Berdasarkan catatan Republika.co.id, kepala daerah yang dimaksud Tjahjo adalah mantan bupati Nganjuk Taufiqurahman yang ditangkap pada 25 Oktober 2017 lalu. Taufiq ditangkap karena menerima suap Rp 298 juta di hotel yang tak jauh dari Istana Negara. Di mana, sebelum ditangkap, Taufiq melakukan pertemuan bersama para kepala daerah lain untuk mendengarkan arahan presiden soal upaya pemberantasan korupsi.
Karena itu, lanjut Tjahjo, jika masih ada kepala daerah yang terkena OTT KPK, maka Tjahjo menegaskan itu kembali kepada integritas masing-masing pejabat. Karena, pengarahan langsung dari pemerintah pusat dan aturan untuk memperkat agar mereka tidak korupsi sudah dilakukan.
Tjahjo mengaku siap bertanggung jawab atas banyaknya perangkat daerah yang ditangkap oleh KPK. Menurutnya, sulit untuk mencari cara agar perangkat daerah tidak tertangkap lembaga antirasuah itu.
"Sulit itu.
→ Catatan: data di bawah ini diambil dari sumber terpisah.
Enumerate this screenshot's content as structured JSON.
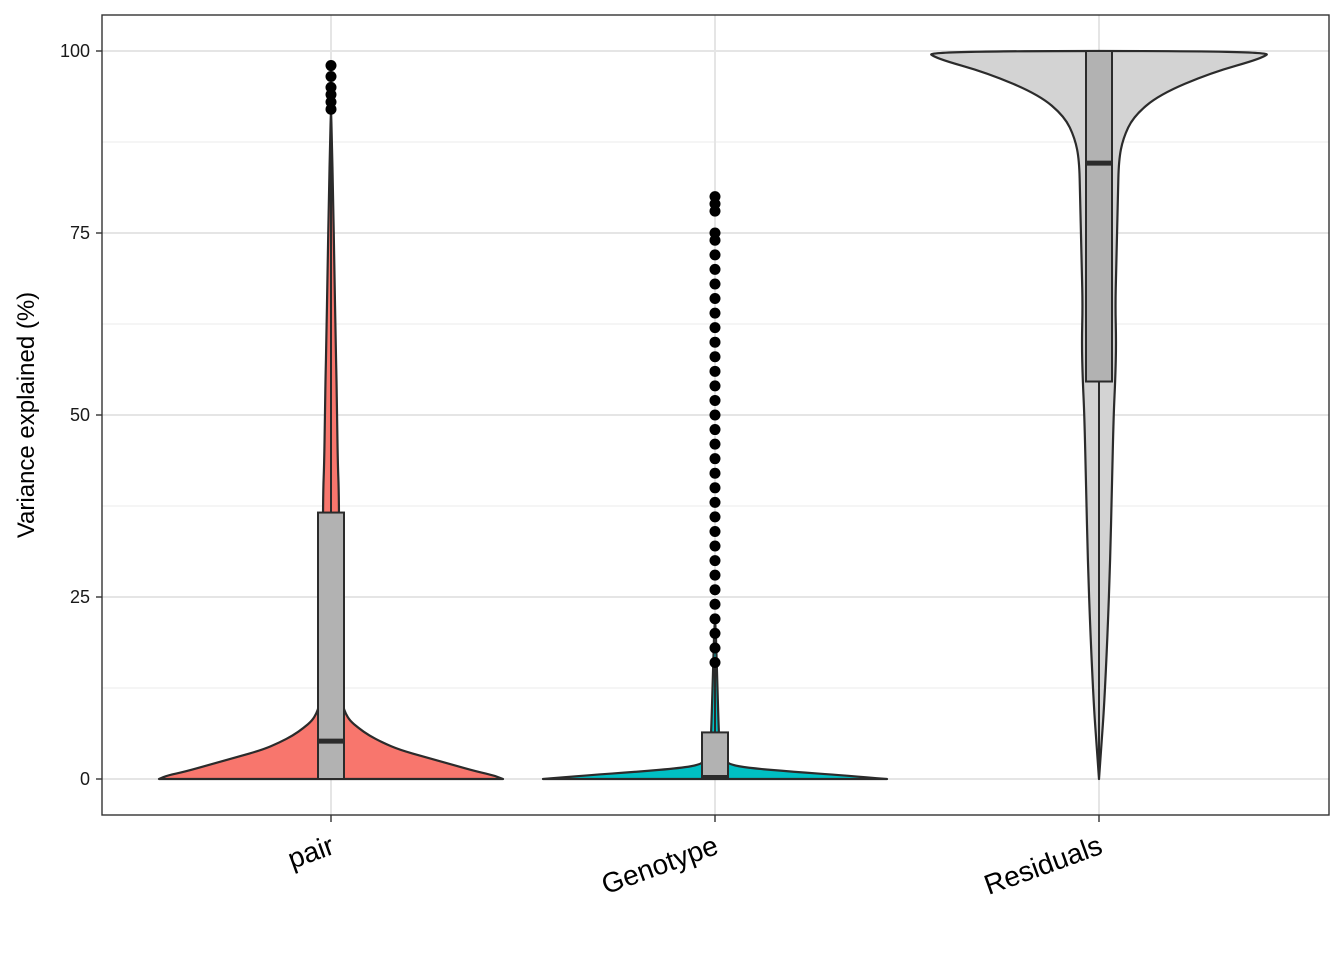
{
  "chart_data": {
    "type": "violin",
    "title": "",
    "xlabel": "",
    "ylabel": "Variance explained (%)",
    "ylim": [
      0,
      100
    ],
    "yticks": [
      0,
      25,
      50,
      75,
      100
    ],
    "yticks_labels": [
      "0",
      "25",
      "50",
      "75",
      "100"
    ],
    "grid": true,
    "legend": "none",
    "categories": [
      "pair",
      "Genotype",
      "Residuals"
    ],
    "series": [
      {
        "category": "pair",
        "color": "#F8766D",
        "box": {
          "q1": 0,
          "median": 5.2,
          "q3": 36.6,
          "whisker_low": 0,
          "whisker_high": 91.6
        },
        "outliers": [
          92,
          93,
          94,
          95,
          96.5,
          98
        ],
        "density": [
          [
            0,
            1.0
          ],
          [
            0.5,
            0.95
          ],
          [
            1,
            0.85
          ],
          [
            2,
            0.7
          ],
          [
            3,
            0.55
          ],
          [
            4,
            0.4
          ],
          [
            5,
            0.3
          ],
          [
            6,
            0.22
          ],
          [
            7,
            0.16
          ],
          [
            8,
            0.11
          ],
          [
            9,
            0.085
          ],
          [
            10,
            0.07
          ],
          [
            12,
            0.058
          ],
          [
            15,
            0.052
          ],
          [
            20,
            0.05
          ],
          [
            30,
            0.048
          ],
          [
            35,
            0.047
          ],
          [
            40,
            0.045
          ],
          [
            43,
            0.04
          ],
          [
            50,
            0.035
          ],
          [
            55,
            0.032
          ],
          [
            60,
            0.027
          ],
          [
            70,
            0.02
          ],
          [
            80,
            0.012
          ],
          [
            88,
            0.005
          ],
          [
            92,
            0.0
          ]
        ]
      },
      {
        "category": "Genotype",
        "color": "#00BFC4",
        "box": {
          "q1": 0,
          "median": 0.2,
          "q3": 6.4,
          "whisker_low": 0,
          "whisker_high": 15.9
        },
        "outliers": [
          16,
          18,
          20,
          22,
          24,
          26,
          28,
          30,
          32,
          34,
          36,
          38,
          40,
          42,
          44,
          46,
          48,
          50,
          52,
          54,
          56,
          58,
          60,
          62,
          64,
          66,
          68,
          70,
          72,
          74,
          75,
          78,
          79,
          80
        ],
        "density": [
          [
            0,
            1.0
          ],
          [
            0.5,
            0.75
          ],
          [
            1,
            0.45
          ],
          [
            1.5,
            0.2
          ],
          [
            2,
            0.08
          ],
          [
            3,
            0.035
          ],
          [
            5,
            0.025
          ],
          [
            8,
            0.02
          ],
          [
            12,
            0.015
          ],
          [
            16,
            0.01
          ],
          [
            20,
            0.005
          ],
          [
            22,
            0.0
          ]
        ]
      },
      {
        "category": "Residuals",
        "color": "#D3D3D3",
        "box": {
          "q1": 54.6,
          "median": 84.6,
          "q3": 100,
          "whisker_low": 0,
          "whisker_high": 100
        },
        "outliers": [],
        "density": [
          [
            0,
            0.0
          ],
          [
            5,
            0.015
          ],
          [
            10,
            0.03
          ],
          [
            20,
            0.05
          ],
          [
            30,
            0.065
          ],
          [
            40,
            0.075
          ],
          [
            50,
            0.085
          ],
          [
            55,
            0.095
          ],
          [
            60,
            0.1
          ],
          [
            65,
            0.095
          ],
          [
            70,
            0.1
          ],
          [
            80,
            0.11
          ],
          [
            85,
            0.115
          ],
          [
            88,
            0.14
          ],
          [
            91,
            0.2
          ],
          [
            94,
            0.35
          ],
          [
            97,
            0.65
          ],
          [
            99,
            0.95
          ],
          [
            100,
            1.0
          ]
        ]
      }
    ]
  }
}
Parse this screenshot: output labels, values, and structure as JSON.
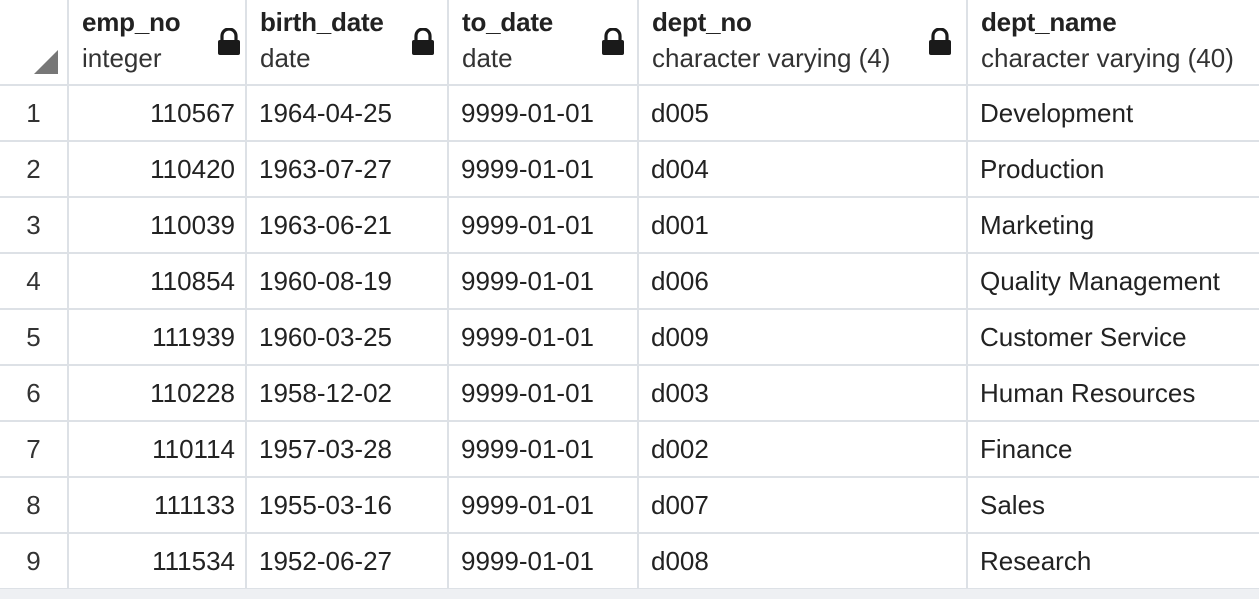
{
  "columns": [
    {
      "name": "emp_no",
      "type": "integer"
    },
    {
      "name": "birth_date",
      "type": "date"
    },
    {
      "name": "to_date",
      "type": "date"
    },
    {
      "name": "dept_no",
      "type": "character varying (4)"
    },
    {
      "name": "dept_name",
      "type": "character varying (40)"
    }
  ],
  "rows": [
    {
      "n": "1",
      "emp_no": "110567",
      "birth_date": "1964-04-25",
      "to_date": "9999-01-01",
      "dept_no": "d005",
      "dept_name": "Development"
    },
    {
      "n": "2",
      "emp_no": "110420",
      "birth_date": "1963-07-27",
      "to_date": "9999-01-01",
      "dept_no": "d004",
      "dept_name": "Production"
    },
    {
      "n": "3",
      "emp_no": "110039",
      "birth_date": "1963-06-21",
      "to_date": "9999-01-01",
      "dept_no": "d001",
      "dept_name": "Marketing"
    },
    {
      "n": "4",
      "emp_no": "110854",
      "birth_date": "1960-08-19",
      "to_date": "9999-01-01",
      "dept_no": "d006",
      "dept_name": "Quality Management"
    },
    {
      "n": "5",
      "emp_no": "111939",
      "birth_date": "1960-03-25",
      "to_date": "9999-01-01",
      "dept_no": "d009",
      "dept_name": "Customer Service"
    },
    {
      "n": "6",
      "emp_no": "110228",
      "birth_date": "1958-12-02",
      "to_date": "9999-01-01",
      "dept_no": "d003",
      "dept_name": "Human Resources"
    },
    {
      "n": "7",
      "emp_no": "110114",
      "birth_date": "1957-03-28",
      "to_date": "9999-01-01",
      "dept_no": "d002",
      "dept_name": "Finance"
    },
    {
      "n": "8",
      "emp_no": "111133",
      "birth_date": "1955-03-16",
      "to_date": "9999-01-01",
      "dept_no": "d007",
      "dept_name": "Sales"
    },
    {
      "n": "9",
      "emp_no": "111534",
      "birth_date": "1952-06-27",
      "to_date": "9999-01-01",
      "dept_no": "d008",
      "dept_name": "Research"
    }
  ],
  "icons": {
    "lock": "lock-icon",
    "select_all": "select-all-corner-icon"
  },
  "colors": {
    "grid_line": "#dde1e6",
    "lock": "#1a1a1a",
    "corner": "#777777"
  }
}
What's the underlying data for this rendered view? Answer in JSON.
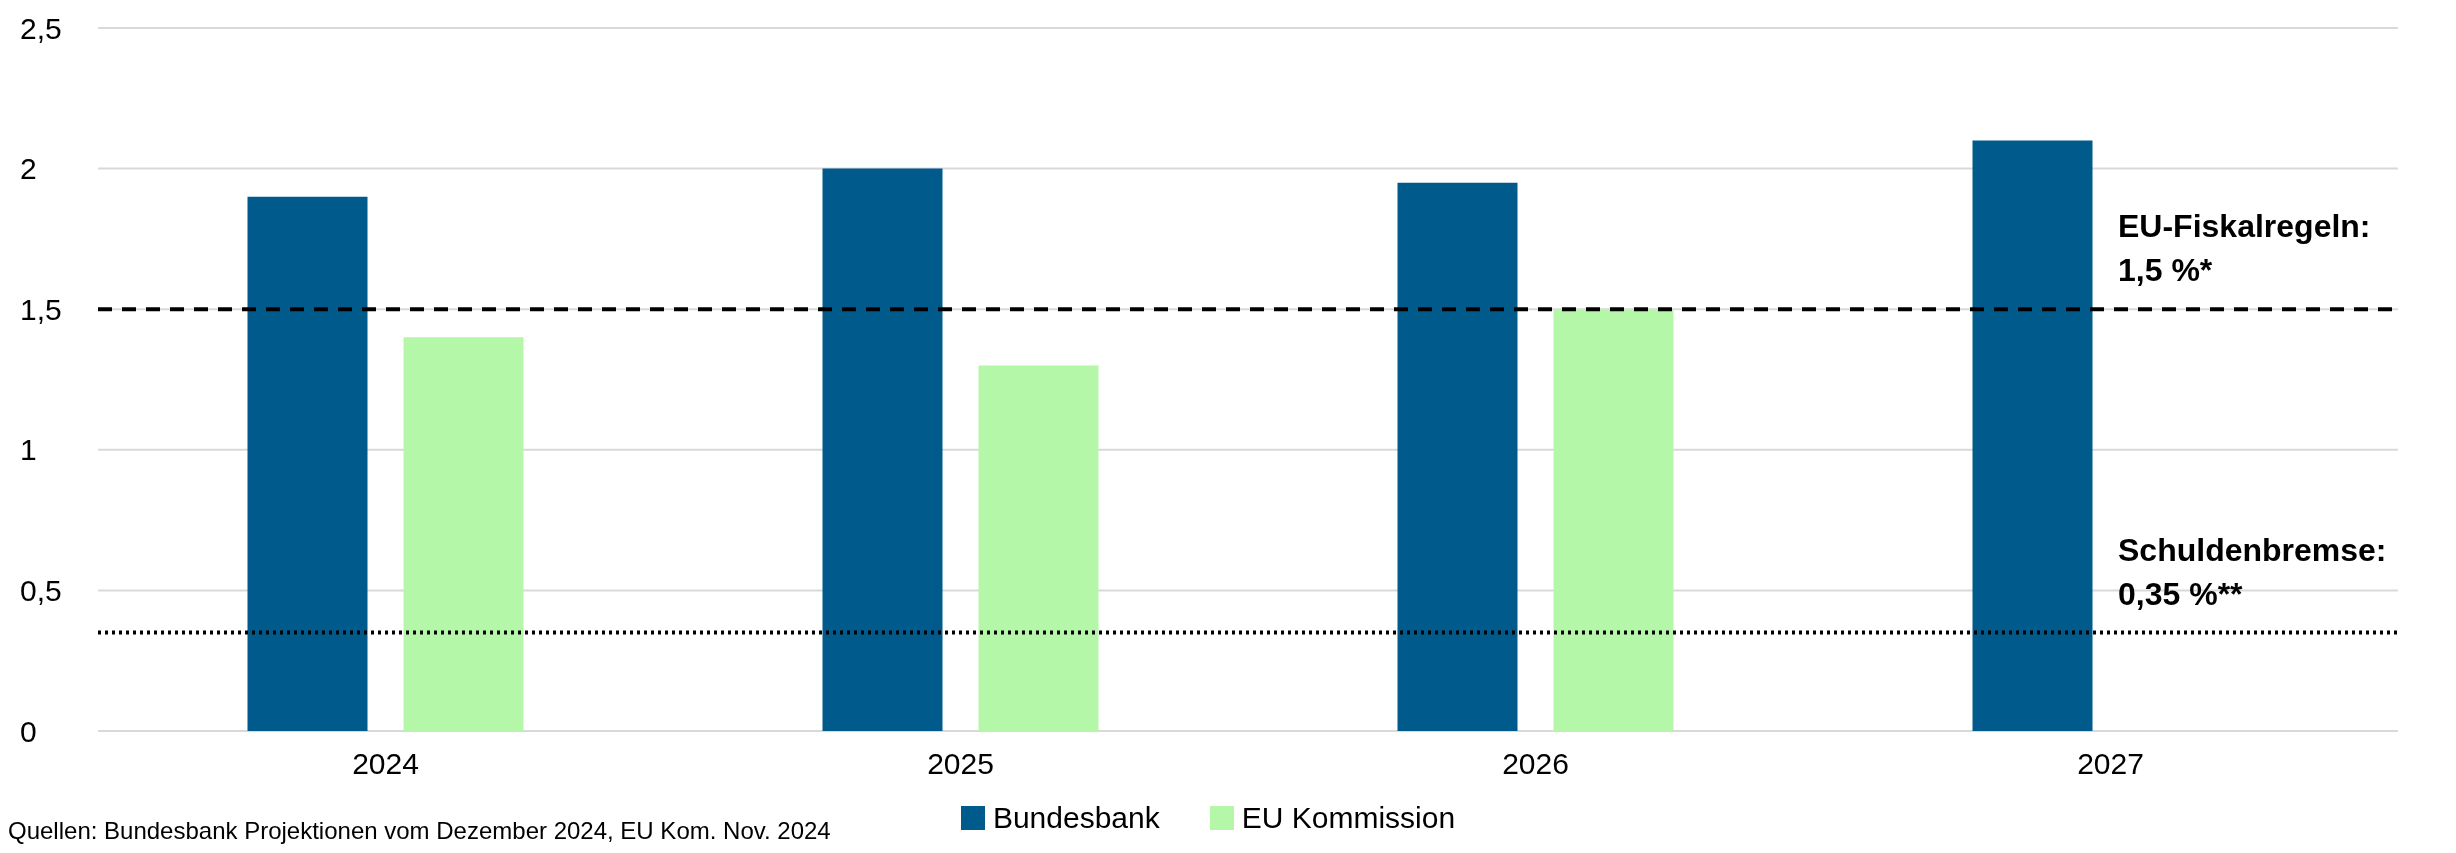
{
  "chart_data": {
    "type": "bar",
    "categories": [
      "2024",
      "2025",
      "2026",
      "2027"
    ],
    "series": [
      {
        "name": "Bundesbank",
        "color": "#005a8c",
        "values": [
          1.9,
          2.0,
          1.95,
          2.1
        ]
      },
      {
        "name": "EU Kommission",
        "color": "#b5f7a8",
        "values": [
          1.4,
          1.3,
          1.5,
          null
        ]
      }
    ],
    "ylim": [
      0,
      2.5
    ],
    "yticks": [
      {
        "value": 0,
        "label": "0"
      },
      {
        "value": 0.5,
        "label": "0,5"
      },
      {
        "value": 1,
        "label": "1"
      },
      {
        "value": 1.5,
        "label": "1,5"
      },
      {
        "value": 2,
        "label": "2"
      },
      {
        "value": 2.5,
        "label": "2,5"
      }
    ],
    "grid": "y",
    "legend": "bottom",
    "ref_lines": [
      {
        "axis": "y",
        "value": 1.5,
        "label": "EU-Fiskalregeln:\n1,5 %*",
        "color": "#000000",
        "line_style": "dashed"
      },
      {
        "axis": "y",
        "value": 0.35,
        "label": "Schuldenbremse:\n0,35 %**",
        "color": "#000000",
        "line_style": "dotted"
      }
    ],
    "annotations": [
      "Quellen: Bundesbank Projektionen vom Dezember 2024, EU Kom. Nov. 2024"
    ]
  }
}
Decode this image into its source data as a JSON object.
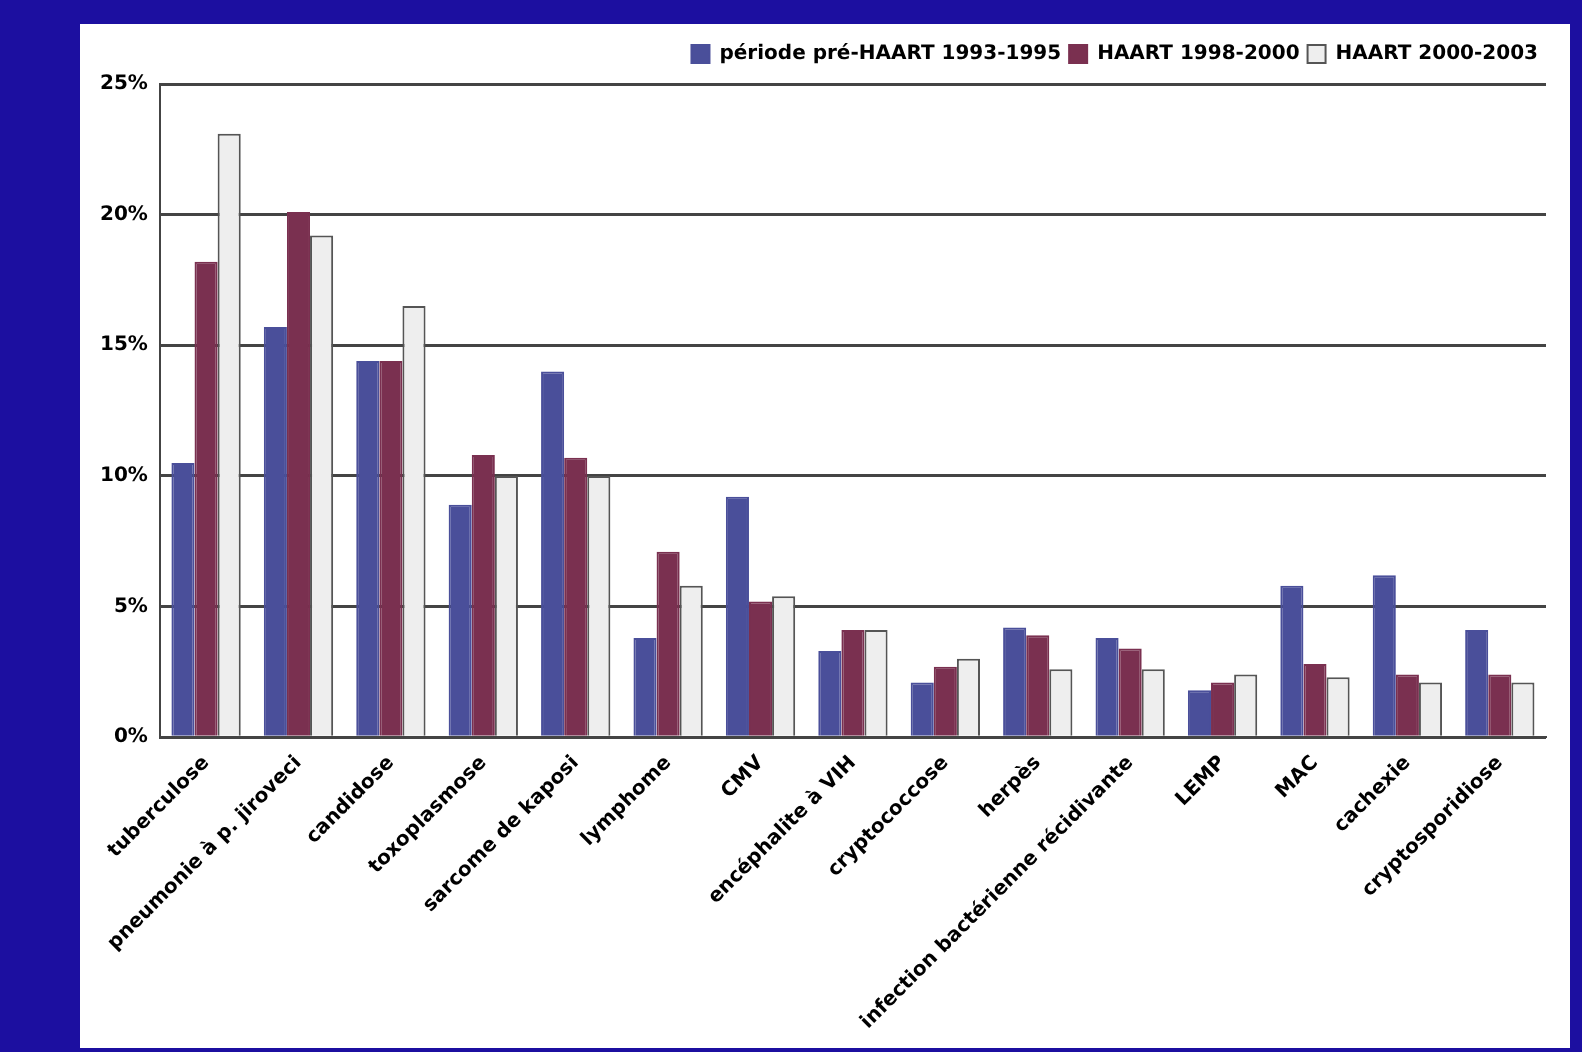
{
  "chart_data": {
    "type": "bar",
    "categories": [
      "tuberculose",
      "pneumonie à p. jiroveci",
      "candidose",
      "toxoplasmose",
      "sarcome de kaposi",
      "lymphome",
      "CMV",
      "encéphalite à VIH",
      "cryptococcose",
      "herpès",
      "infection bactérienne récidivante",
      "LEMP",
      "MAC",
      "cachexie",
      "cryptosporidiose"
    ],
    "series": [
      {
        "name": "période pré-HAART 1993-1995",
        "color": "#4a4f9a",
        "values": [
          10.5,
          15.7,
          14.4,
          8.9,
          14.0,
          3.8,
          9.2,
          3.3,
          2.1,
          4.2,
          3.8,
          1.8,
          5.8,
          6.2,
          4.1
        ]
      },
      {
        "name": "HAART 1998-2000",
        "color": "#7a3050",
        "values": [
          18.2,
          20.1,
          14.4,
          10.8,
          10.7,
          7.1,
          5.2,
          4.1,
          2.7,
          3.9,
          3.4,
          2.1,
          2.8,
          2.4,
          2.4
        ]
      },
      {
        "name": "HAART 2000-2003",
        "color": "#eeeeee",
        "values": [
          23.1,
          19.2,
          16.5,
          10.0,
          10.0,
          5.8,
          5.4,
          4.1,
          3.0,
          2.6,
          2.6,
          2.4,
          2.3,
          2.1,
          2.1
        ]
      }
    ],
    "ylim": [
      0,
      25
    ],
    "yticks": [
      {
        "value": 0,
        "label": "0%"
      },
      {
        "value": 5,
        "label": "5%"
      },
      {
        "value": 10,
        "label": "10%"
      },
      {
        "value": 15,
        "label": "15%"
      },
      {
        "value": 20,
        "label": "20%"
      },
      {
        "value": 25,
        "label": "25%"
      }
    ],
    "grid": "y",
    "legend": "top right"
  }
}
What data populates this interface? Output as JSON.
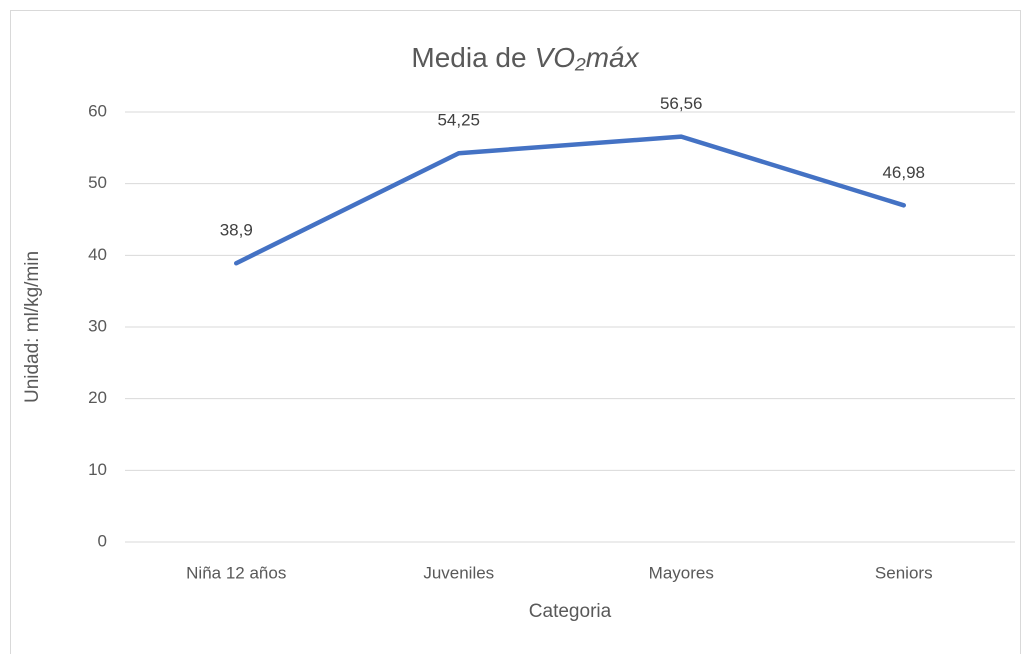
{
  "chart_data": {
    "type": "line",
    "title": [
      "Media de",
      "VO₂máx"
    ],
    "x_label": "Categoria",
    "y_label": "Unidad: ml/kg/min",
    "categories": [
      "Niña 12 años",
      "Juveniles",
      "Mayores",
      "Seniors"
    ],
    "series": [
      {
        "name": "Media de VO₂máx",
        "color": "#4472c4",
        "values": [
          38.9,
          54.25,
          56.56,
          46.98
        ],
        "value_labels": [
          "38,9",
          "54,25",
          "56,56",
          "46,98"
        ]
      }
    ],
    "ylim": [
      0,
      60
    ],
    "yticks": [
      0,
      10,
      20,
      30,
      40,
      50,
      60
    ],
    "grid": true,
    "legend": false
  }
}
Aturannya sudah ada dan kalau dibilang saya harus tanggung jawab, saya siap tanggung jawab," jelasnya.
Teranyar, tim penindakan KPK kembali melakukan OTT terhadap kepala daerah. Kali ini, Bupati Cirebon Sunjaya Purwadi Sastra yang terciduk oleh tim penindakan KPK.
"Benar, hari ini ada giat di Cirebon. Ada unsur kepala daerah yang ikut diamankan," kata Ketua KPK Agus Rahardjo saat dikonfirmasi, Rabu (24/10).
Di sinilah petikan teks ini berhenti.